Custom group by query

Question

I have a table containing three columns: EmployeeID, Department, Location

Each employee potentially can have multiple departments and can be located in more than one locations.

By SQL query on any RDBMS, I need return the distinct set of Departments(separated by hyphen), the distinct set of Locations(separated by hyphen) against each EmployeeID.

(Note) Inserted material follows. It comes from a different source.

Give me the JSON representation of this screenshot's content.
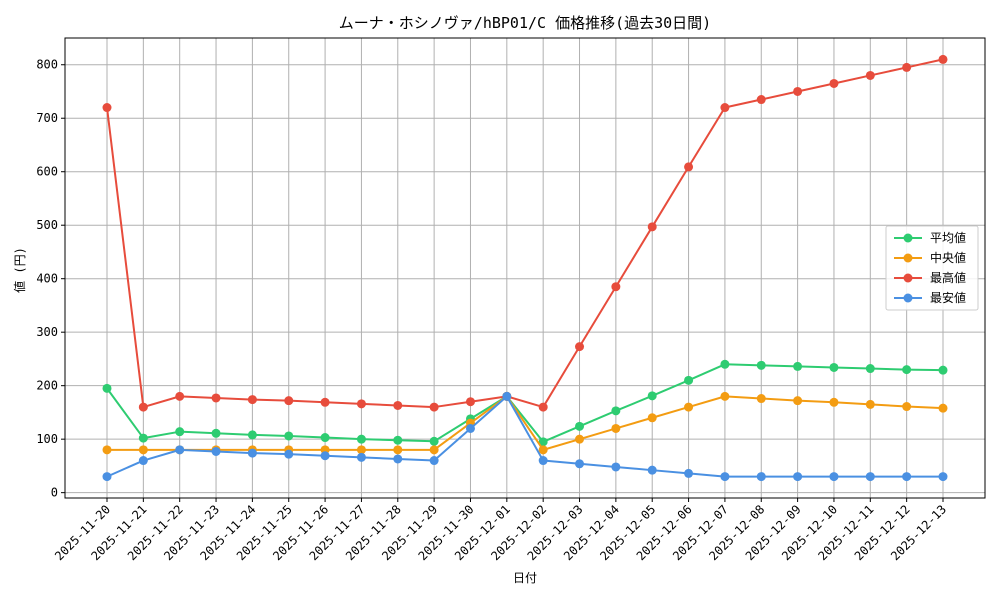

For the following record in DB,

1. EMP1, HR, Kolkata

2. EMP1, HR, Delhi

3. EMP1, Facility, Mumbai

4. EMP1, Facility, Kolkata

I need to get the following result : EMP1, HR-Facility, Kolkata-Delhi-Mumbai

Any help will be more than welcome.

Answer 1

The only way that I can think of doing this in ANSI SQL is using dense_rank() and conditional aggregation. Assuming there are no more than three values for each group:

select empid,
       trim(trailing '-' from
            concat( max(case when l_seqnum = 1 then concat(location, '-') else '' end),
                    max(case when l_seqnum = 2 then concat(location, '-') else '' end),
                    max(case when l_seqnum = 3 then concat(location, '-') else '' end)
           ) as locations,
       trim(trailing '-' from
            concat( max(case when d_seqnum = 1 then concat(department, '-') else '' end),
                    max(case when d_seqnum = 2 then concat(department, '-') else '' end),
                    max(case when d_seqnum = 3 then concat(department, '-') else '' end)
           ) as departments
from (select t.*,
             dense_rank() over (partition by empid order by department) as d_seqnum,
             dense_rank() over (partition by empid order by location) as l_seqnum
      from table t
     ) t
group by empid;

However, most databases have more reasonable ways to express this.